09 Mars 2020 à 11H00

Variations de pression métamorphique et implications géodynamiques : exemple de la nappe du Mont Rose, Alpes de l’Ouest

L’étude des roches métamorphiques permet de comprendre l’évolution des unités tectoniques en contexte de collision. Cependant, de plus en plus d’exemples dans les Alpes et dans d’autres systèmes orogéniques montrent que les conditions de pression et température maximales enregistrées par des roches adjacentes, appartenant à une unité tectonique cohérente, sont souvent drastiquement différentes. En conséquence, des modèles tectoniques complètement différents ont été proposés pour la formation des Alpes et l’interprétation de ces variations de pression métamorphique constitue à ce jour l’un des plus grands débats dans la communauté scientifique.

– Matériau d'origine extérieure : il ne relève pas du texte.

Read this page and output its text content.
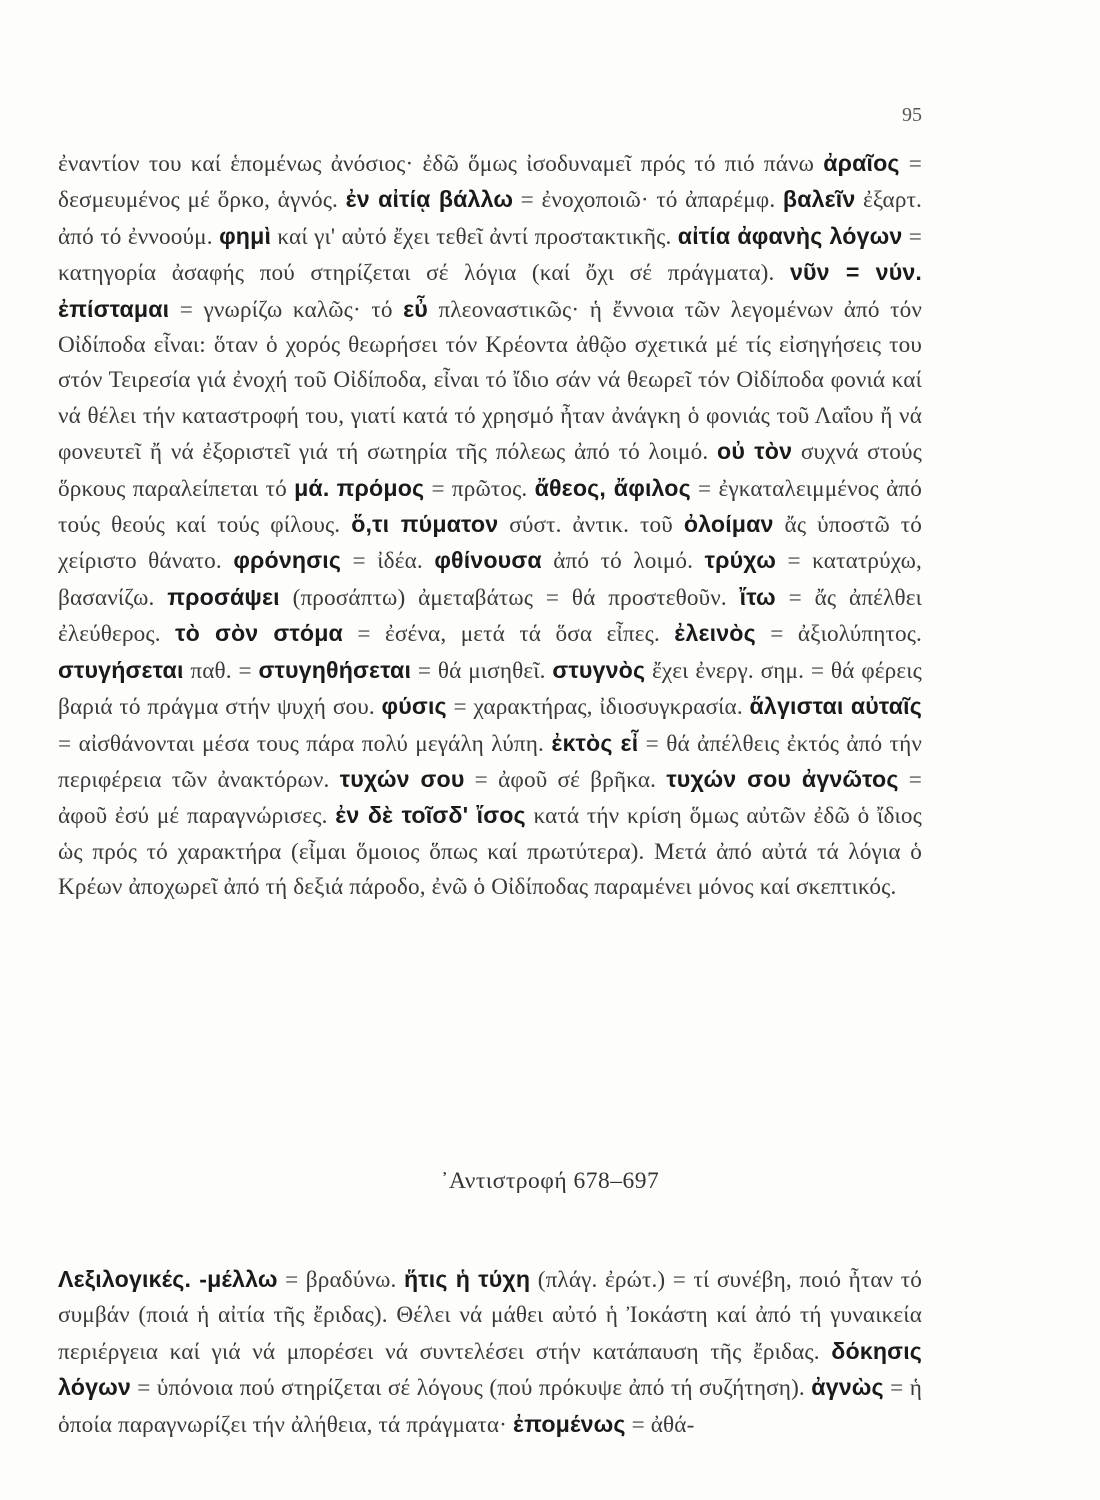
95

ἐναντίον του καί ἑπομένως ἀνόσιος· ἐδῶ ὅμως ἰσοδυναμεῖ πρός τό πιό πάνω ἀραῖος = δεσμευμένος μέ ὅρκο, ἁγνός. ἐν αἰτίᾳ βάλλω = ἐνοχοποιῶ· τό ἀπαρέμφ. βαλεῖν ἐξαρτ. ἀπό τό ἐννοούμ. φημὶ καί γι' αὐτό ἔχει τεθεῖ ἀντί προστακτικῆς. αἰτία ἀφανὴς λόγων = κατηγορία ἀσαφής πού στηρίζεται σέ λόγια (καί ὄχι σέ πράγματα). νῦν = νύν. ἐπίσταμαι = γνωρίζω καλῶς· τό εὖ πλεοναστικῶς· ἡ ἔννοια τῶν λεγομένων ἀπό τόν Οἰδίποδα εἶναι: ὅταν ὁ χορός θεωρήσει τόν Κρέοντα ἀθῷο σχετικά μέ τίς εἰσηγήσεις του στόν Τειρεσία γιά ἐνοχή τοῦ Οἰδίποδα, εἶναι τό ἴδιο σάν νά θεωρεῖ τόν Οἰδίποδα φονιά καί νά θέλει τήν καταστροφή του, γιατί κατά τό χρησμό ἦταν ἀνάγκη ὁ φονιάς τοῦ Λαΐου ἤ νά φονευτεῖ ἤ νά ἐξοριστεῖ γιά τή σωτηρία τῆς πόλεως ἀπό τό λοιμό. οὐ τὸν συχνά στούς ὅρκους παραλείπεται τό μά. πρόμος = πρῶτος. ἄθεος, ἄφιλος = ἐγκαταλειμμένος ἀπό τούς θεούς καί τούς φίλους. ὅ,τι πύματον σύστ. ἀντικ. τοῦ ὀλοίμαν ἄς ὑποστῶ τό χείριστο θάνατο. φρόνησις = ἰδέα. φθίνουσα ἀπό τό λοιμό. τρύχω = κατατρύχω, βασανίζω. προσάψει (προσάπτω) ἀμεταβάτως = θά προστεθοῦν. ἴτω = ἄς ἀπέλθει ἐλεύθερος. τὸ σὸν στόμα = ἐσένα, μετά τά ὅσα εἶπες. ἐλεινὸς = ἀξιολύπητος. στυγήσεται παθ. = στυγηθήσεται = θά μισηθεῖ. στυγνὸς ἔχει ἐνεργ. σημ. = θά φέρεις βαριά τό πράγμα στήν ψυχή σου. φύσις = χαρακτήρας, ἰδιοσυγκρασία. ἄλγισται αὐταῖς = αἰσθάνονται μέσα τους πάρα πολύ μεγάλη λύπη. ἐκτὸς εἶ = θά ἀπέλθεις ἐκτός ἀπό τήν περιφέρεια τῶν ἀνακτόρων. τυχών σου = ἀφοῦ σέ βρῆκα. τυχών σου ἀγνῶτος = ἀφοῦ ἐσύ μέ παραγνώρισες. ἐν δὲ τοῖσδ' ἴσος κατά τήν κρίση ὅμως αὐτῶν ἐδῶ ὁ ἴδιος ὡς πρός τό χαρακτήρα (εἶμαι ὅμοιος ὅπως καί πρωτύτερα). Μετά ἀπό αὐτά τά λόγια ὁ Κρέων ἀποχωρεῖ ἀπό τή δεξιά πάροδο, ἐνῶ ὁ Οἰδίποδας παραμένει μόνος καί σκεπτικός.

᾿Αντιστροφή 678–697

Λεξιλογικές. -μέλλω = βραδύνω. ἥτις ἡ τύχη (πλάγ. ἐρώτ.) = τί συνέβη, ποιό ἦταν τό συμβάν (ποιά ἡ αἰτία τῆς ἔριδας). Θέλει νά μάθει αὐτό ἡ Ἰοκάστη καί ἀπό τή γυναικεία περιέργεια καί γιά νά μπορέσει νά συντελέσει στήν κατάπαυση τῆς ἔριδας. δόκησις λόγων = ὑπόνοια πού στηρίζεται σέ λόγους (πού πρόκυψε ἀπό τή συζήτηση). ἀγνὼς = ἡ ὁποία παραγνωρίζει τήν ἀλήθεια, τά πράγματα· ἐπομένως = ἀθά-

Dans la nappe du Mont Rose, dans les Alpes de l’Ouest, les pressions correspondant au pic du métamorphisme alpin varient entre 1.2 et 2.7 GPa pour une température de 450 à 650 °C, selon les types de roche étudiés. Une des hypothèses pour expliquer ce phénomène est que les roches qui enregistrent la plus basse pression sont dépourvues de fluides et ne réagissent pas en raison de barrières cinétiques. L’étude pétrologique et géochimique détaillée de métagranites et de schiste blancs, combinée à des observations de terrain et une analyse thermodynamique va permettre de réfuter l’hypothèse de l’absence de réaction dans les métagranites. Une hypothèse alternative est présentée, qui explique les variations de pression avec des conditions de contraintes hétérogènes. Un modèle mécanique simple permet de démontrer que des variations de pression considérables peuvent être générées à l’échelle de l’affleurement, entre des roches ayant des propriétés mécaniques différentes. Ces résultats sont en désaccord avec le paradigme de la pression lithostatique et suggèrent que les données pétrologiques, ainsi que les observations de terrain, peuvent être expliquées par un modèle géodynamique n’impliquant pas nécessairement un enfouissement des unités crustales jusqu’à des profondeurs mantelliques.